Am 26. Juni reklamierte die Hamas den Abschuss von zwei Raketen aus der Stadt für sich – ein Warnsignal für das, was als Nächstes käme, würde die »Libanonisierung« von Dschenin fortgesetzt werden. Der erste Einsatz von Luftstreitkräften im Westjordanland seit 2006 spiegelt das Ausmaß der Bedrohung wider und zeigt, dass neue Mittel zum Schutz der IDF-Einheiten erforderlich sind. Am Montagmorgen und im Lauf des Dienstags waren bereits mehrere bewaffnete palästinensische Terroristen getötet worden; die bewaffneten Kämpfer werden wahrscheinlich versuchen, sich neu zu gruppieren, um die israelischen Bodentruppen anzugreifen.

Machtvakuum als Problem

Letztlich spiegelt die Operation ein größeres strategisches Problem wider, nämlich das Machtvakuum und das Chaos im nördlichen Westjordanland, das von den islamistischen Terroristen effektiv ausgefüllt wird. Israel will nicht, dass sich dieser Trend nach Süden in die auch als Judäa bekannten Teile der Westbank ausbreitet.

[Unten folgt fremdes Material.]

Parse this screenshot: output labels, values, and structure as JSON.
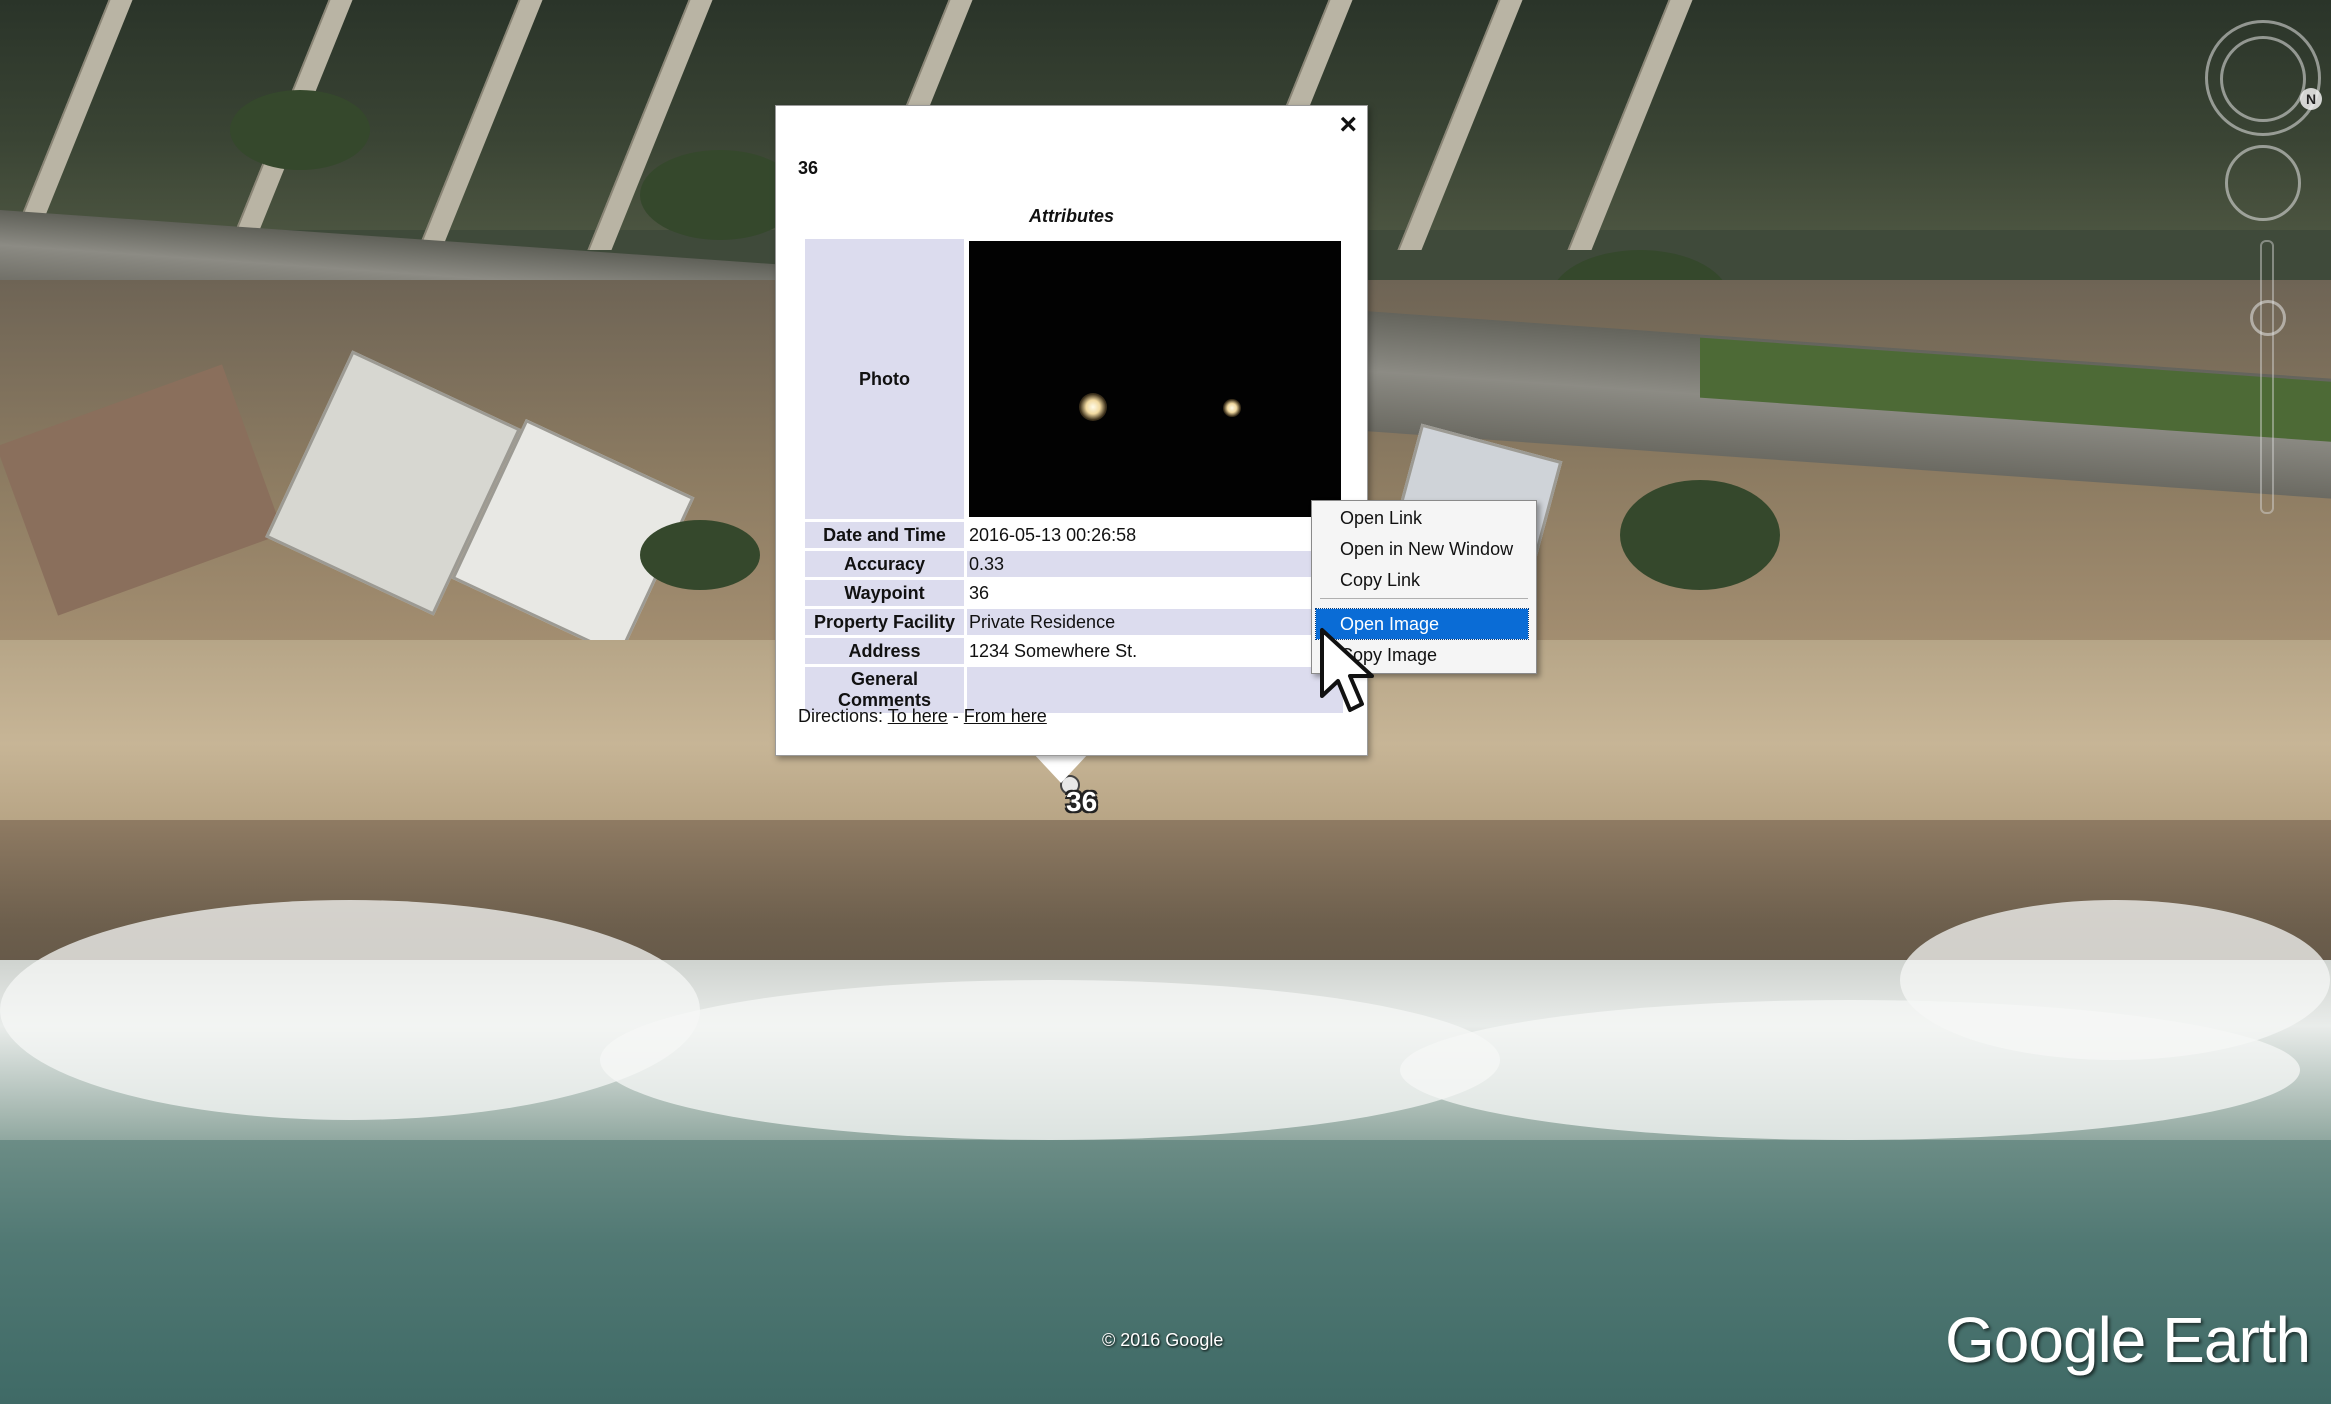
{
  "balloon": {
    "title": "36",
    "attributes_heading": "Attributes",
    "rows": [
      {
        "key": "Photo",
        "value": ""
      },
      {
        "key": "Date and Time",
        "value": "2016-05-13 00:26:58"
      },
      {
        "key": "Accuracy",
        "value": "0.33"
      },
      {
        "key": "Waypoint",
        "value": "36"
      },
      {
        "key": "Property Facility",
        "value": "Private Residence"
      },
      {
        "key": "Address",
        "value": "1234 Somewhere St."
      },
      {
        "key": "General Comments",
        "value": ""
      }
    ],
    "directions_label": "Directions:",
    "to_here": "To here",
    "separator": " - ",
    "from_here": "From here",
    "close_glyph": "×"
  },
  "placemark": {
    "label": "36"
  },
  "context_menu": {
    "items": [
      {
        "label": "Open Link"
      },
      {
        "label": "Open in New Window"
      },
      {
        "label": "Copy Link"
      },
      {
        "label": "Open Image",
        "selected": true
      },
      {
        "label": "Copy Image"
      }
    ]
  },
  "nav": {
    "north": "N"
  },
  "footer": {
    "copyright": "© 2016 Google",
    "logo": "Google Earth"
  },
  "colors": {
    "selection": "#0a6cd6",
    "table_key_bg": "#dcdcee"
  }
}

Letztendlich hat Israel entschieden, dass es nicht in seinem Interesse liegt, die direkte Kontrolle über das [nach den Osloer Verträgen zur Gänze unter die Administration der Palästinensischen Autonomiebehörde gestellten; Anm. Mena-Watch] Zone A zu übernehmen, und es hat sicherlich nicht die Absicht, die Hamas, den PIJ und andere Agenten des iranischen Einflusses die Kontrolle übernehmen zu lassen, sodass die geschwächte PA die vom israelischen Verteidigungsapparat bevorzugte strategische Option darstellt.

Ob die Palästinensische Autonomiebehörde jedoch in der Lage ist, nach der jüngsten Operation wieder ein gewisses Maß an Kontrolle über Dschenin zu erlangen, ist zum jetzigen Zeitpunkt fraglich. Sollte sie dazu nicht in der Lage sein, wird Israel häufiger Operationen wie diese durchführen müssen, um sicherzustellen, dass die »Libanonisierung« der nördlichen Westbank nicht weiter voranschreitet.

Yaakov Lappin ist Korrespondent und Analyst für militärische Angelegenheiten in Israel. Er ist hausinterner Analyst am MirYam-Institut, wissenschaftlicher Mitarbeiter am Alma-Forschungs- und Bildungszentrum und am Begin-Sadat-Zentrum für strategische Studien an der Bar-Ilan-Universität sowie Autor von Virtual Caliphate – Exposing the Islamist state on the Internet(Der Artikel erschien auf Englisch beim Jewish News Syndicate. Übersetzung von Alexander Gruber.)